In a sixteenth example, the AAnF of the fifteenth example, wherein the network function of the VPLMN is an AAnF.

In a seventeenth example, the AAnF of the fifteenth example, wherein the network function of the VPLMN is the AF.

In an eighteenth example, one or more processors configured to operate as the AAnF of the fifteenth through seventeenth examples.

In a nineteenth example, a computer readable storage medium comprising a set of instructions that are executable to operate as the AAnF of the fifteenth through seventeenth examples.

Those skilled in the art will understand that the above-described exemplary embodiments may be implemented in any suitable software or hardware configuration or combination thereof. An exemplary hardware platform for implementing the exemplary embodiments may include, for example, an Intel x86 based platform with compatible operating system, a Windows OS, a Mac platform and MAC OS, a mobile device having an operating system such as iOS, Android, etc. The exemplary embodiments of the above described method may be embodied as a program containing lines of code stored on a non-transitory computer readable storage medium that, when compiled, may be executed on a processor or microprocessor.

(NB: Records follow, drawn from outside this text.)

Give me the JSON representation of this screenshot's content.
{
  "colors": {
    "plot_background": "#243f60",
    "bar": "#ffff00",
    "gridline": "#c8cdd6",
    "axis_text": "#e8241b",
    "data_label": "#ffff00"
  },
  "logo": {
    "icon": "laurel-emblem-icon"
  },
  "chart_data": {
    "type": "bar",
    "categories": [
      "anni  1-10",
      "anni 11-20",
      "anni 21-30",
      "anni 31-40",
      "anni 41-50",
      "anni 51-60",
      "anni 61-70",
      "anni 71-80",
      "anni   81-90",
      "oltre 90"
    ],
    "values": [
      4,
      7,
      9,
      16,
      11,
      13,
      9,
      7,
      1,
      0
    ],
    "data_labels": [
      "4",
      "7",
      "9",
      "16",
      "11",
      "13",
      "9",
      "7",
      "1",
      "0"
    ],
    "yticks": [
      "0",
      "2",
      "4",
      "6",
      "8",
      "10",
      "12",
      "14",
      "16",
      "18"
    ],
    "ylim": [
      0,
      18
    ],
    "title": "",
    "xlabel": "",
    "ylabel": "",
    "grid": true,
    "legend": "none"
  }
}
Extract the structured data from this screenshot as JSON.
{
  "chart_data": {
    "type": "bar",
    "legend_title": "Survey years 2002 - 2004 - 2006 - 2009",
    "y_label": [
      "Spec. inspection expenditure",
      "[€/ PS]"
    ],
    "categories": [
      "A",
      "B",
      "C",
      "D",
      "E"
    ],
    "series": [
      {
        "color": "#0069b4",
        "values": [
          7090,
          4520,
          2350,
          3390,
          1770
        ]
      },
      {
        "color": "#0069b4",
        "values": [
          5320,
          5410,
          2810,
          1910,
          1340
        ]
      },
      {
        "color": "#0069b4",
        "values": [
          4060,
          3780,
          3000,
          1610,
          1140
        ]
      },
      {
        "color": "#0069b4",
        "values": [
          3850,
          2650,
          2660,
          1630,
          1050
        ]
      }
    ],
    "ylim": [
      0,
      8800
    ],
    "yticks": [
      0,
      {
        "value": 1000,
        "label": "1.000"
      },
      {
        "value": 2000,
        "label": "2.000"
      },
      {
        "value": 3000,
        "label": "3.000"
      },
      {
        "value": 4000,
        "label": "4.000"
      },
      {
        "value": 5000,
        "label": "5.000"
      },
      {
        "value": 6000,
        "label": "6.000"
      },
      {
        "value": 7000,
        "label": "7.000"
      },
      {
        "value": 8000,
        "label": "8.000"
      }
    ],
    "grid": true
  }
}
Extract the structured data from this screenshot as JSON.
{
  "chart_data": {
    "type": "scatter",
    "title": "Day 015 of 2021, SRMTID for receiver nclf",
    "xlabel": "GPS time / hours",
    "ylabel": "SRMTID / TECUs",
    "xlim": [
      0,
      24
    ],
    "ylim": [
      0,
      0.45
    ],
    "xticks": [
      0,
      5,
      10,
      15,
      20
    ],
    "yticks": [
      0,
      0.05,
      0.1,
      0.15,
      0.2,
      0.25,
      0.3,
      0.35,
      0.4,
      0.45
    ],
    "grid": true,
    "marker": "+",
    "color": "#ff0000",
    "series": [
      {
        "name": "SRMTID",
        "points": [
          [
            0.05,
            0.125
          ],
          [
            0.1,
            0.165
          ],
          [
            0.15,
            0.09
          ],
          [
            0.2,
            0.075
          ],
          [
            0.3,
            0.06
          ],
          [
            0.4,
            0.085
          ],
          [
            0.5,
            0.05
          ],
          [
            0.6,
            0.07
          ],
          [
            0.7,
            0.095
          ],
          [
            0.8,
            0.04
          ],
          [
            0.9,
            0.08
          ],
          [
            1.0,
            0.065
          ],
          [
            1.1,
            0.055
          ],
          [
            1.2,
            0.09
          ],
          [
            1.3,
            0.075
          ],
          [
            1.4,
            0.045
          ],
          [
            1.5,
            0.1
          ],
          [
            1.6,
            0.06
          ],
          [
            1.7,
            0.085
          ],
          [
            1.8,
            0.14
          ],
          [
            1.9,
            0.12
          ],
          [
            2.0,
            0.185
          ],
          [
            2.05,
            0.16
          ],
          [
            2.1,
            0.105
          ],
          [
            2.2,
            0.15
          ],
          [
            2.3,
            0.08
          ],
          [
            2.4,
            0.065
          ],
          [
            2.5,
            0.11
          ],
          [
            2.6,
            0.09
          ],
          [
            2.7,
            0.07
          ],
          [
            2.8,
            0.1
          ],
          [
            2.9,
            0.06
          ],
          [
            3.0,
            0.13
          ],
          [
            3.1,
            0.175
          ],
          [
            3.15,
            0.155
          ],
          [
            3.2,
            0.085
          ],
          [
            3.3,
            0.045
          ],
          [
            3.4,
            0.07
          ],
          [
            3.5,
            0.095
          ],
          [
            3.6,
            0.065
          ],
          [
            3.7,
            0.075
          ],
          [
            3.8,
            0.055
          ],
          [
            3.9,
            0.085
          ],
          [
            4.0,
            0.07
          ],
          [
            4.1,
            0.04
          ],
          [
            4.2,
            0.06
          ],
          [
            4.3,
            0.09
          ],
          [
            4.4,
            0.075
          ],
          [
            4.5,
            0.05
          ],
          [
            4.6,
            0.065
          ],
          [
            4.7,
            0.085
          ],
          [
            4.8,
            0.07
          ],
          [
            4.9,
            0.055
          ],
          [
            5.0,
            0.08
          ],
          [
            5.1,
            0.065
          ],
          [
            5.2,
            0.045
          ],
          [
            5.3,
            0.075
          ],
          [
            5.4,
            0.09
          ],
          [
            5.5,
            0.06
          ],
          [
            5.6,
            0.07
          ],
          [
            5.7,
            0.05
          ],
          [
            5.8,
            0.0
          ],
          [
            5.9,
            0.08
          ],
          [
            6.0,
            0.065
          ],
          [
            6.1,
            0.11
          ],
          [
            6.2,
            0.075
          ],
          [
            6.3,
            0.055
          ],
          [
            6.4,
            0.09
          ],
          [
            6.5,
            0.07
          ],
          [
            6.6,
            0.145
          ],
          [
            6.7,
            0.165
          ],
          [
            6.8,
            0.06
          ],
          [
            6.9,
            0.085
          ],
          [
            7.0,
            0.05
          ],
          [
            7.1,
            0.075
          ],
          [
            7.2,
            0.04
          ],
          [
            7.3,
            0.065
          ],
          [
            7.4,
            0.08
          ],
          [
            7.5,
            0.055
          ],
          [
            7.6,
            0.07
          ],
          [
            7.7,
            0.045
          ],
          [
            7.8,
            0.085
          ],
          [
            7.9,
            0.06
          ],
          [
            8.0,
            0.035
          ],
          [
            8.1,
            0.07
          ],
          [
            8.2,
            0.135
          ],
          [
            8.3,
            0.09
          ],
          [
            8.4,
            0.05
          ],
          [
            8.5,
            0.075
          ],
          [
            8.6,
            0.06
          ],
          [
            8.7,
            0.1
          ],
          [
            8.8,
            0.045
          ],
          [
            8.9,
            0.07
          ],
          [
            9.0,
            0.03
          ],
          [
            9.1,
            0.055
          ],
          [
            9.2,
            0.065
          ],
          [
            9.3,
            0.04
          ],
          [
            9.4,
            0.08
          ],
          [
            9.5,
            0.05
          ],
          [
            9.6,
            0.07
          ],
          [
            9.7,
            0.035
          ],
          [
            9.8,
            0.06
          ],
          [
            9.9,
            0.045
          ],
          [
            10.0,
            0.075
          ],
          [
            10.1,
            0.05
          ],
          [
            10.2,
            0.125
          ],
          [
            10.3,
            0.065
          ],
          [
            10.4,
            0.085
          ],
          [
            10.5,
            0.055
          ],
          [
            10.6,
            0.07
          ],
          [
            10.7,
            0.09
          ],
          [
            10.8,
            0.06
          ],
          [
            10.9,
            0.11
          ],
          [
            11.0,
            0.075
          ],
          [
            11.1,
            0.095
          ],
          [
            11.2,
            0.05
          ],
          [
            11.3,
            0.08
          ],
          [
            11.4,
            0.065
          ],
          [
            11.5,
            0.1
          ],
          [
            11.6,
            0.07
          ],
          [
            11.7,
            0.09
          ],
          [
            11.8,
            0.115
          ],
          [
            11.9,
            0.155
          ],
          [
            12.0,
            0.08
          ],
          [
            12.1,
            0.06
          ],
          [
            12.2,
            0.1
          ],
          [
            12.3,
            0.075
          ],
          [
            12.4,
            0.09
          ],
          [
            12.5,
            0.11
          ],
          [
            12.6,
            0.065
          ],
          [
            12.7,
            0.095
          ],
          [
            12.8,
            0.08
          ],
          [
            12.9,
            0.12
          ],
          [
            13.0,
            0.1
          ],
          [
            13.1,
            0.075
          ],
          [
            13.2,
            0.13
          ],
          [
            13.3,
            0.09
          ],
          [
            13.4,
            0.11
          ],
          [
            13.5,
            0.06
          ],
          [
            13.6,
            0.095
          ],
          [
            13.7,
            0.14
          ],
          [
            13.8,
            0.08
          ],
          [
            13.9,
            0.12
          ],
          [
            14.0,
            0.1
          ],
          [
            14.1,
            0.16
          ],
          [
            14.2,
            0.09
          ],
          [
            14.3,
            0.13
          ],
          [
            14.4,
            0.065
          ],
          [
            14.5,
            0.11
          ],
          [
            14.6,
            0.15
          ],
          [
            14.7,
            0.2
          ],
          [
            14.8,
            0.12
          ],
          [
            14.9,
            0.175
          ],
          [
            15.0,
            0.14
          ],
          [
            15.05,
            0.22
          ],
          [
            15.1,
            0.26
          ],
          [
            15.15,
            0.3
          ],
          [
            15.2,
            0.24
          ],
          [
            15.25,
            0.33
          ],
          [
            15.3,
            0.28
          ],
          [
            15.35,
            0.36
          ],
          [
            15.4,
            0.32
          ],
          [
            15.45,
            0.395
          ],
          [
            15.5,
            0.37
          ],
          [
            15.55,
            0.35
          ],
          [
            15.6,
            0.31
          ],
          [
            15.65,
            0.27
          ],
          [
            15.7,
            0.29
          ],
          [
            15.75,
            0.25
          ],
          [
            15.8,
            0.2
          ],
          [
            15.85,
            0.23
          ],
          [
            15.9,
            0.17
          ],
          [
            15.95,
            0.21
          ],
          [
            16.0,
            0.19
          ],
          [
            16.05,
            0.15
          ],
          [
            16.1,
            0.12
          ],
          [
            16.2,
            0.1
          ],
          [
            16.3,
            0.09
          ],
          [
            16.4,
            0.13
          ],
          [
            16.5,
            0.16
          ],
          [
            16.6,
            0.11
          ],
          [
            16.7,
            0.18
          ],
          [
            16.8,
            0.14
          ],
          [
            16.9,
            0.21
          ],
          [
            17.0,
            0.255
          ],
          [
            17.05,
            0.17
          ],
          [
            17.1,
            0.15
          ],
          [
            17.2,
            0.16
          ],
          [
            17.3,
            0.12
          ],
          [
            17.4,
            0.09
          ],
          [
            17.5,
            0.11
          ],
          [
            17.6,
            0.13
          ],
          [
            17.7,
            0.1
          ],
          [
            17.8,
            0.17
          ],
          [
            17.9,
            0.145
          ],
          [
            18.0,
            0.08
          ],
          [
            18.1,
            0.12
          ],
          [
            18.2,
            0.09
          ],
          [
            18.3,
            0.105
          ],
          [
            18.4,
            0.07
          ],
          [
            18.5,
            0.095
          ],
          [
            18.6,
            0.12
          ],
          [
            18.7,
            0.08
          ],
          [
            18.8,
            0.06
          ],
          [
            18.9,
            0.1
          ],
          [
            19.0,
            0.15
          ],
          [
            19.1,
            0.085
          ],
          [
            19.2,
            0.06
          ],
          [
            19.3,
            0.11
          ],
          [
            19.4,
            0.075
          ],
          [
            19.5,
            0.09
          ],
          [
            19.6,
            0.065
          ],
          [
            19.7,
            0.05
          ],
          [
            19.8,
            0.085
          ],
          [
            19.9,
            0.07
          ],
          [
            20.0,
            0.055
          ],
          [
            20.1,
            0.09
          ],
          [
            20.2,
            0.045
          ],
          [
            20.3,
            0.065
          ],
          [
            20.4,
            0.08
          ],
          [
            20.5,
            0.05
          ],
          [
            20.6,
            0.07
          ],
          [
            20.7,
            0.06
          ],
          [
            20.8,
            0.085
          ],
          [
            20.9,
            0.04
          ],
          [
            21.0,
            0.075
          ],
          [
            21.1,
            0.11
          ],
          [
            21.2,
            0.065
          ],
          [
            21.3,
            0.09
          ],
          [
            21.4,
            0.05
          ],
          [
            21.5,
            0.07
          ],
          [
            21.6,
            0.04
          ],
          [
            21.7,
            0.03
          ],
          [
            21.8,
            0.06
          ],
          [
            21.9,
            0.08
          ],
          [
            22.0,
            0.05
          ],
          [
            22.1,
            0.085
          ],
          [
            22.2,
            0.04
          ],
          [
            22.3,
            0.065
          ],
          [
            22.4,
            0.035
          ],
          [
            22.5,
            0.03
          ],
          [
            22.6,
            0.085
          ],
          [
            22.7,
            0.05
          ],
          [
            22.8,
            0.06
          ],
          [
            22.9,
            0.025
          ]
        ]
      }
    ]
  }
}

Although this application described various embodiments each having different features in various combinations, those skilled in the art will understand that any of the features of one embodiment may be combined with the features of the other embodiments in any manner not specifically disclaimed or which is not functionally or logically inconsistent with the operation of the device or the stated functions of the disclosed embodiments.

It is well understood that the use of personally identifiable information should follow privacy policies and practices that are generally recognized as meeting or exceeding industry or governmental requirements for maintaining the privacy of users. In particular, personally identifiable information data should be managed and handled so as to minimize risks of unintentional or unauthorized access or use, and the nature of authorized use should be clearly indicated to users.

It will be apparent to those skilled in the art that various modifications may be made in the present disclosure, without departing from the spirit or the scope of the disclosure. Thus, it is intended that the present disclosure cover modifications and variations of this disclosure provided they come within the scope of the appended claims and their equivalent.